09 décembre
Par une des membres de la CdL : MyriadeDemots
Voilà plusieurs années que ma famille me convie pour les fêtes. Ma propre mère ne supporte pas de me savoir loin d'elle. Mon père, lui, n'admet pas que je puisse avoir gagné mon indépendance sans me servir de son nom.
Tous deux ont fait fortune dans l'immobilier. Ils ont eu dans ce domaine une carrière florissante et, à l'apogée de leur art, se sont offert une somptueuse résidence : un duplex dans le quartier bourgeois de l'Upper East Side, au cœur de Manhattan.
Je peux tout à fait imaginer l'agencement réalisé. Une large guirlande grimpe sur la rampe en bois massif de l'escalier menant au palier supérieur. Un sapin grandiose trône dans le living room et de larges chaussettes ornent le rebord de la cheminée.
Cette débauche de moyens a toujours provoqué chez moi un agacement par son côté ostentatoire. Certes, ils m'ont inculqué la valeur de l'argent, mais la souffrance occasionnée par leurs absences m'a permis de comprendre que le nombre de chiffres sur un compte bancaire n'était pas une fin en soi.

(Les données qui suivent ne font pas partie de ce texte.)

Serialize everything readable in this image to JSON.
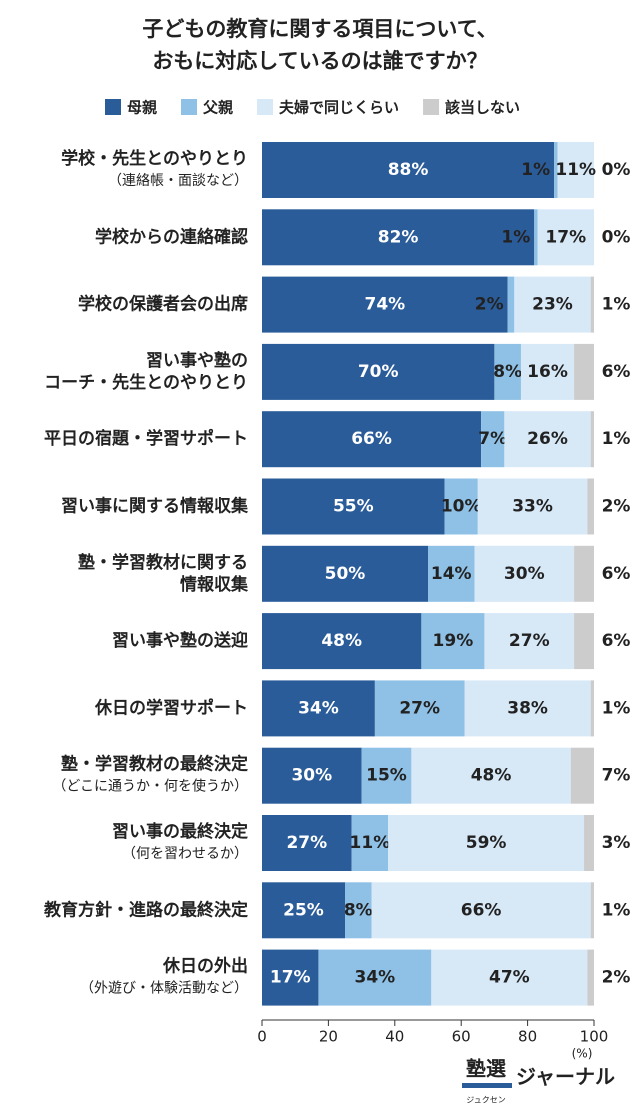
{
  "chart_data": {
    "type": "stacked-barh",
    "title": [
      "子どもの教育に関する項目について、",
      "おもに対応しているのは誰ですか？"
    ],
    "categories": [
      [
        "学校・先生とのやりとり",
        "（連絡帳・面談など）"
      ],
      [
        "学校からの連絡確認"
      ],
      [
        "学校の保護者会の出席"
      ],
      [
        "習い事や塾の",
        "コーチ・先生とのやりとり"
      ],
      [
        "平日の宿題・学習サポート"
      ],
      [
        "習い事に関する情報収集"
      ],
      [
        "塾・学習教材に関する",
        "情報収集"
      ],
      [
        "習い事や塾の送迎"
      ],
      [
        "休日の学習サポート"
      ],
      [
        "塾・学習教材の最終決定",
        "（どこに通うか・何を使うか）"
      ],
      [
        "習い事の最終決定",
        "（何を習わせるか）"
      ],
      [
        "教育方針・進路の最終決定"
      ],
      [
        "休日の外出",
        "（外遊び・体験活動など）"
      ]
    ],
    "series": [
      {
        "name": "母親",
        "color": "#2b5c9a",
        "values": [
          88,
          82,
          74,
          70,
          66,
          55,
          50,
          48,
          34,
          30,
          27,
          25,
          17
        ],
        "value_labels": [
          "88%",
          "82%",
          "74%",
          "70%",
          "66%",
          "55%",
          "50%",
          "48%",
          "34%",
          "30%",
          "27%",
          "25%",
          "17%"
        ]
      },
      {
        "name": "父親",
        "color": "#8fc0e6",
        "values": [
          1,
          1,
          2,
          8,
          7,
          10,
          14,
          19,
          27,
          15,
          11,
          8,
          34
        ],
        "value_labels": [
          "1%",
          "1%",
          "2%",
          "8%",
          "7%",
          "10%",
          "14%",
          "19%",
          "27%",
          "15%",
          "11%",
          "8%",
          "34%"
        ]
      },
      {
        "name": "夫婦で同じくらい",
        "color": "#d7e8f7",
        "values": [
          11,
          17,
          23,
          16,
          26,
          33,
          30,
          27,
          38,
          48,
          59,
          66,
          47
        ],
        "value_labels": [
          "11%",
          "17%",
          "23%",
          "16%",
          "26%",
          "33%",
          "30%",
          "27%",
          "38%",
          "48%",
          "59%",
          "66%",
          "47%"
        ]
      },
      {
        "name": "該当しない",
        "color": "#cccccc",
        "values": [
          0,
          0,
          1,
          6,
          1,
          2,
          6,
          6,
          1,
          7,
          3,
          1,
          2
        ],
        "value_labels": [
          "0%",
          "0%",
          "1%",
          "6%",
          "1%",
          "2%",
          "6%",
          "6%",
          "1%",
          "7%",
          "3%",
          "1%",
          "2%"
        ]
      }
    ],
    "xlim": [
      0,
      100
    ],
    "xticks": [
      0,
      20,
      40,
      60,
      80,
      100
    ],
    "x_unit": "(%)",
    "logo": {
      "main": "塾選",
      "sub": "ジュクセン",
      "suffix": "ジャーナル"
    }
  }
}
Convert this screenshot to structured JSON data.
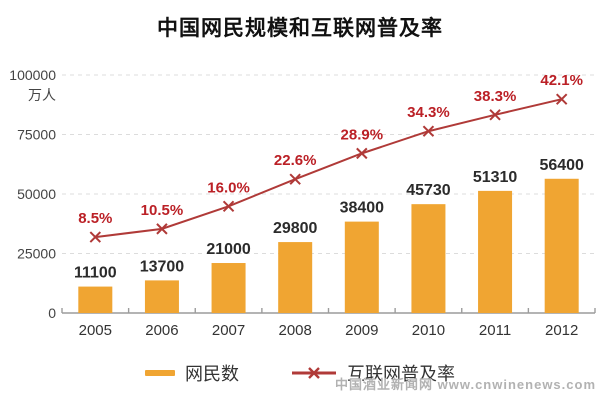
{
  "title": "中国网民规模和互联网普及率",
  "chart_data": {
    "type": "bar",
    "combo": [
      "bar",
      "line"
    ],
    "title": "中国网民规模和互联网普及率",
    "categories": [
      "2005",
      "2006",
      "2007",
      "2008",
      "2009",
      "2010",
      "2011",
      "2012"
    ],
    "series": [
      {
        "name": "网民数",
        "type": "bar",
        "axis": "left",
        "color": "#F0A532",
        "values": [
          11100,
          13700,
          21000,
          29800,
          38400,
          45730,
          51310,
          56400
        ],
        "labels": [
          "11100",
          "13700",
          "21000",
          "29800",
          "38400",
          "45730",
          "51310",
          "56400"
        ]
      },
      {
        "name": "互联网普及率",
        "type": "line",
        "axis": "right",
        "color": "#B03A38",
        "marker": "x",
        "values": [
          8.5,
          10.5,
          16.0,
          22.6,
          28.9,
          34.3,
          38.3,
          42.1
        ],
        "labels": [
          "8.5%",
          "10.5%",
          "16.0%",
          "22.6%",
          "28.9%",
          "34.3%",
          "38.3%",
          "42.1%"
        ]
      }
    ],
    "ylabel": "万人",
    "yticks": [
      0,
      25000,
      50000,
      75000,
      100000
    ],
    "ytick_labels": [
      "0",
      "25000",
      "50000",
      "75000",
      "100000"
    ],
    "ylim": [
      0,
      100000
    ],
    "y2lim": [
      -10,
      48
    ],
    "grid": "horizontal-dashed",
    "legend_position": "bottom"
  },
  "legend": {
    "items": [
      {
        "label": "网民数",
        "swatch": "bar",
        "color": "#F0A532"
      },
      {
        "label": "互联网普及率",
        "swatch": "line-x-marker",
        "color": "#B03A38"
      }
    ]
  },
  "watermark": "中国酒业新闻网 www.cnwinenews.com",
  "colors": {
    "bar": "#F0A532",
    "line": "#B03A38",
    "percent_label": "#BB2026",
    "value_label": "#2B2B2B",
    "axis_text": "#444444",
    "year_text": "#333333",
    "grid": "#DCDCDC",
    "axis_line": "#9C9C9C",
    "title": "#111111",
    "watermark": "#B2B2B2"
  }
}
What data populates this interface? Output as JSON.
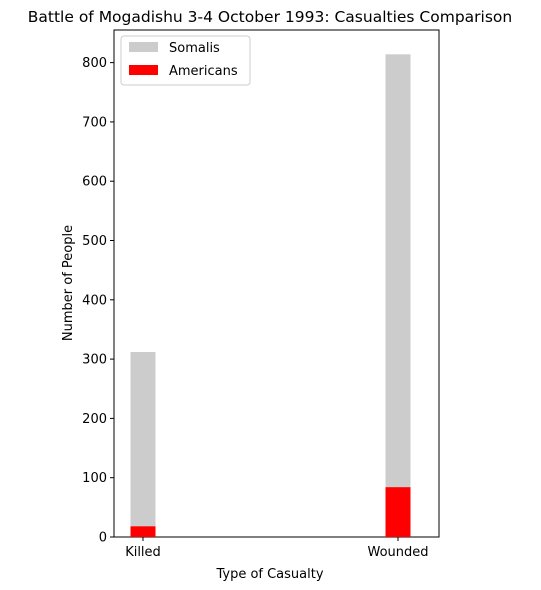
{
  "chart_data": {
    "type": "bar",
    "title": "Battle of Mogadishu 3-4 October 1993: Casualties Comparison",
    "xlabel": "Type of Casualty",
    "ylabel": "Number of People",
    "categories": [
      "Killed",
      "Wounded"
    ],
    "ylim": [
      0,
      855
    ],
    "yticks": [
      0,
      100,
      200,
      300,
      400,
      500,
      600,
      700,
      800
    ],
    "grid": false,
    "legend_position": "top-left",
    "series": [
      {
        "name": "Somalis",
        "values": [
          312,
          814
        ],
        "color": "#cccccc"
      },
      {
        "name": "Americans",
        "values": [
          18,
          84
        ],
        "color": "#ff0000"
      }
    ]
  }
}
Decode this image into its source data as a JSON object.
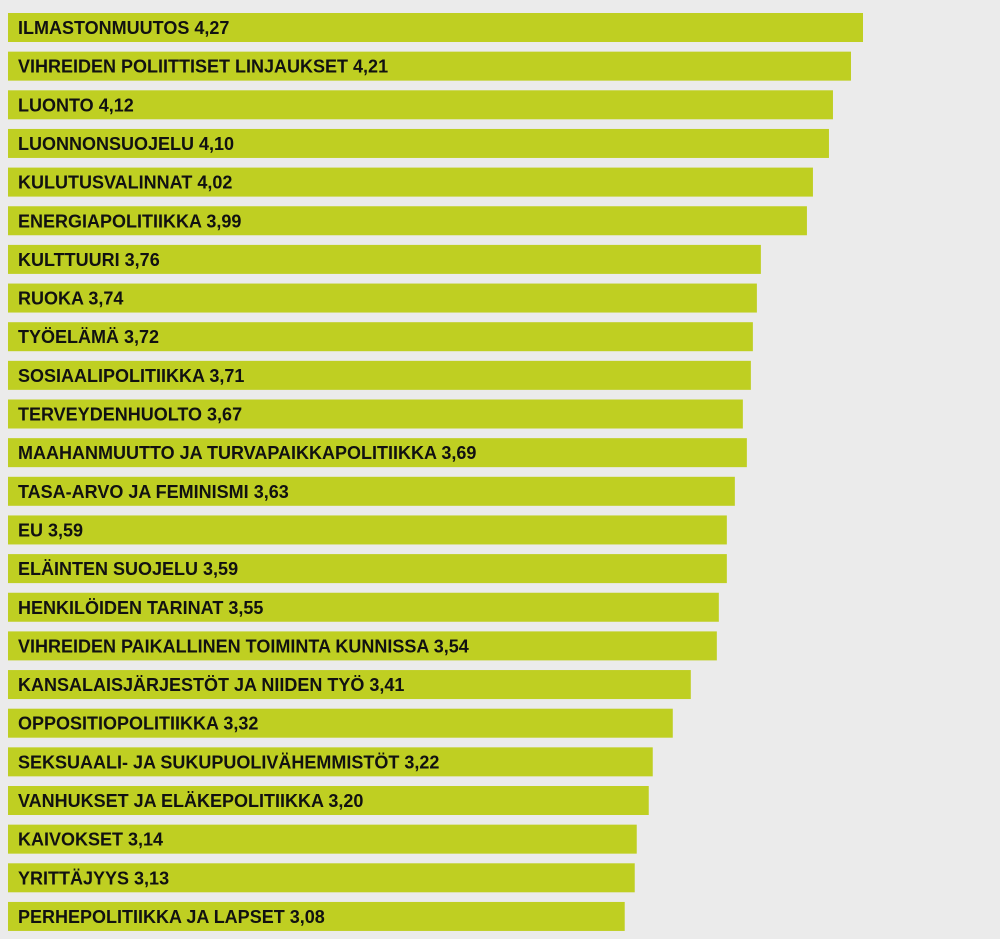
{
  "chart_data": {
    "type": "bar",
    "orientation": "horizontal",
    "categories": [
      "ILMASTONMUUTOS",
      "VIHREIDEN POLIITTISET LINJAUKSET",
      "LUONTO",
      "LUONNONSUOJELU",
      "KULUTUSVALINNAT",
      "ENERGIAPOLITIIKKA",
      "KULTTUURI",
      "RUOKA",
      "TYÖELÄMÄ",
      "SOSIAALIPOLITIIKKA",
      "TERVEYDENHUOLTO",
      "MAAHANMUUTTO JA TURVAPAIKKAPOLITIIKKA",
      "TASA-ARVO JA FEMINISMI",
      "EU",
      "ELÄINTEN SUOJELU",
      "HENKILÖIDEN TARINAT",
      "VIHREIDEN PAIKALLINEN TOIMINTA KUNNISSA",
      "KANSALAISJÄRJESTÖT JA NIIDEN TYÖ",
      "OPPOSITIOPOLITIIKKA",
      "SEKSUAALI- JA SUKUPUOLIVÄHEMMISTÖT",
      "VANHUKSET JA ELÄKEPOLITIIKKA",
      "KAIVOKSET",
      "YRITTÄJYYS",
      "PERHEPOLITIIKKA JA LAPSET"
    ],
    "values": [
      4.27,
      4.21,
      4.12,
      4.1,
      4.02,
      3.99,
      3.76,
      3.74,
      3.72,
      3.71,
      3.67,
      3.69,
      3.63,
      3.59,
      3.59,
      3.55,
      3.54,
      3.41,
      3.32,
      3.22,
      3.2,
      3.14,
      3.13,
      3.08
    ],
    "value_labels": [
      "4,27",
      "4,21",
      "4,12",
      "4,10",
      "4,02",
      "3,99",
      "3,76",
      "3,74",
      "3,72",
      "3,71",
      "3,67",
      "3,69",
      "3,63",
      "3,59",
      "3,59",
      "3,55",
      "3,54",
      "3,41",
      "3,32",
      "3,22",
      "3,20",
      "3,14",
      "3,13",
      "3,08"
    ],
    "bar_color": "#bfcf22",
    "background_color": "#ebebeb",
    "label_color": "#111111",
    "grid": false,
    "legend": "none"
  }
}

Durant des années, la seule personne m'ayant accordée de son temps, avec la dévotion d'une sainte, se prénommait Meryl. Officiellement, elle était gouvernante. Officieusement, elle était ma grand-mère, ma nounou, mon amie et mon indic.
Un beau jour, prête à essuyer les plâtres, elle m'avait informé du traquenard qui se tramait, pour éviter un esclandre au cours du repas. Laissant ses oreilles fureter, elle avait eu vent de la dernière lubie de mes parents : me dégoter un mari à l'occasion du réveillon.
Un gentleman de bonne famille, aux opinions similaires aux leurs, pour mieux régenter ma vie et me pousser à quitter la campagne dans laquelle je m'étais installée. Longuement, Meryl s'était évertuée à m'expliquer la maladresse de leur démarche.
Selon ses dires, ils souhaitaient renouer le contact, me voir mariée, maman et un jour, peut-être, me nommer à la tête de leur empire. Prête à garder le secret pour éviter une confrontation malaisante, j'avais donc maintenu ma venue en insistant pour les rejoindre par mes propres moyens.
Je voulais surtout aller voir le sapin du Rockefeller Center. Observer l'épicéa d'une vingtaine de mètres, bordant une patinoire bondée d'où s'élevaient les rires d'une foule virevoltante. M'émouvoir des lumières ornant cet arbre mythique.
Il m'avait fallu parcourir bon nombre de kilomètres pour cela et m'équiper telle une alpiniste pour vaincre le froid polaire de la grosse pomme, mais, enfin, j'y étais. Soudain, une voix s'éleva parmi les autres :
— La vue est magnifique, n'est ce pas ?
Surprise par un ton que je ne connaissais pas, mais qui avait eu pour mérite de tendre chacun de mes muscles, j'avais pivoté. Malgré l'obscurité tombante, la lueur des pampilles électrifiées se reflétait dans ses troublants iris vert azur.
— Féerique.
Détournant les yeux un instant, agressée par le bruit incessant des Klaxons, j'avais été attristée de voir cette mystérieuse silhouette s'éloigner dans la nuit aussi vite qu'elle était arrivée. Avait-on le droit d'être aussi pressé un jour pareil ? À en croire les aiguilles de ma montre, oui.
Ma mère devait d'ores et déjà pester contre mon incapacité à faire preuve de ponctualité, j'aurais pu le jurer. Néanmoins, lors de mon arrivée au bercail, elle se contenta de garder le silence et rangea son regard réprobateur. Elle me serra dans ses bras, puis susurra quelques mots au creu de mon oreille :
— J'ai quelqu'un à te présenter !
Dans son dos, une ombre, qui n'en finissait plus de se matérialiser, me fit perdre tous mes appuis. L'homme se tenant au beau milieu de notre entrée n'était nul autre que celui qui avait croisé ma route au Rockefeller.
— Je crois ne pas avoir eu la présence d'esprit de le faire par mes propres moyens. Austin Byron, c'est un plaisir de faire votre connaissance.
J'avais beau y songer, tout en déposant ma main dans la sienne, je ne me souvenais pas d'avoir déjà eu une si belle surprise au pied du sapin.